Рукавишников ничего не ответил. «А славно вчера посидели, еще бы, повод был — день моего рождения, лейтенанту Василию Наймушину четверть века стукнуло! Собственно, день рождения в воскресенье, но сегодня служба, поэтому пришлось собрать приятелей в субботу. Были однокашники по военному училищу, был начальник связи комендатуры Озмидов, был отрядный шифровальщик Крушелев, был старший лейтенант Базиликин — сосед из укрепрайона. Все молодые, неженатики, посидели, поболтали. Эх, двадцать пять — все еще впереди: и девушка, которая станет моей женой, и застава, которую получу, хватит ходить в помах».
Он шагал бесшумно и в то же время споро, твердо. И дозоры и секреты, которые они находили в прибрежных зарослях ивняка, в овраге перед мостом, в траве у мельницы, докладывали четко, с уверенностью. Молодцы ребята! Но глядите в оба и слушайте в оба. Мы всегда должны быть начеку.

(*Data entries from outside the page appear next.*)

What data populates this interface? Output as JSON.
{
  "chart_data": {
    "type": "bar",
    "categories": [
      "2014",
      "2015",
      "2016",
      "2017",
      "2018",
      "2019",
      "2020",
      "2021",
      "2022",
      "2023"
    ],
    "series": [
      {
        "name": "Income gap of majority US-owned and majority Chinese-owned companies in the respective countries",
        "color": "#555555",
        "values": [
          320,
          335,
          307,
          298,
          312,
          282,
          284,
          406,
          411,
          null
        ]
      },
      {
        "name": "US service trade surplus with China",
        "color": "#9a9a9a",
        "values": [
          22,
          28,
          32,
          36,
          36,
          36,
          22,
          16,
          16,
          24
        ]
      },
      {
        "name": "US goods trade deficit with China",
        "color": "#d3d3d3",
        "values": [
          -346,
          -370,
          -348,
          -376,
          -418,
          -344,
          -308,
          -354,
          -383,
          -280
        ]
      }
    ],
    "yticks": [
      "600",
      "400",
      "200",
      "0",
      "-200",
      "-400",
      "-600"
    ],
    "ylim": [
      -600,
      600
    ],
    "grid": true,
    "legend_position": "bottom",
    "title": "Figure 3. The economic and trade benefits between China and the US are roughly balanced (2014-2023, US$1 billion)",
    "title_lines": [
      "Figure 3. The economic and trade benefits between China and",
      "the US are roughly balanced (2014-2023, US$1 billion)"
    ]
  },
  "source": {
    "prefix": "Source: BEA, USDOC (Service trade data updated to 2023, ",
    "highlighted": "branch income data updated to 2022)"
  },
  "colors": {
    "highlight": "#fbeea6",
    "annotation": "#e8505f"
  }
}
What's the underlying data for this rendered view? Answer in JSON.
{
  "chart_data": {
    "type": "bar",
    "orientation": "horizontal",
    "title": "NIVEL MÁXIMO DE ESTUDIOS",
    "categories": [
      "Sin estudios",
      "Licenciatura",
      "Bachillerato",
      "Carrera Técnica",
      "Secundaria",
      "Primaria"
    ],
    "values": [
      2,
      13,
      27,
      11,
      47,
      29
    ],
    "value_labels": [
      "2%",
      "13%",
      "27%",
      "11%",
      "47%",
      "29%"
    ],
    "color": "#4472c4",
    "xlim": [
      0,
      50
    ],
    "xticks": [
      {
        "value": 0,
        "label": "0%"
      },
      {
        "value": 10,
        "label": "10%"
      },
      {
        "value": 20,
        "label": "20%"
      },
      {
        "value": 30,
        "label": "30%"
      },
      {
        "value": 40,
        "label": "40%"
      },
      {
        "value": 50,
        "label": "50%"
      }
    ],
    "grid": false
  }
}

Дышалось широко и шагалось широко. Эх, славно, когда легкие могут вместить сколько хочешь незамутненного полевого воздуха, а упругие мышцы не ведают устали! Так мы и пойдем по жизни — размашисто и неутомимо.
Роса стала обильнее, небо чуть высветлило, и звезды померкли — и вдруг прошелся ветерок: колыхнулась созревшая, готовая к косьбе трава, ворохнула листьями липа, зарябилась река. Это было как вздох пробуждающейся земли. Потом прошуршал прелой прошлогодней листвой очкастый ежик, перещебетались малиновки, белка, распластавшись, прыгнула с ветки на ветку — земля просыпалась для дневных трудов и радостей. А люди в приграничных хуторах и подальше — в залесном селе, и еще дальше — в городе, наверное, не торопятся распрощаться со сном: ведь сегодня выходной день. И он будет долгий — самый долгий в году день летнего солнцестояния.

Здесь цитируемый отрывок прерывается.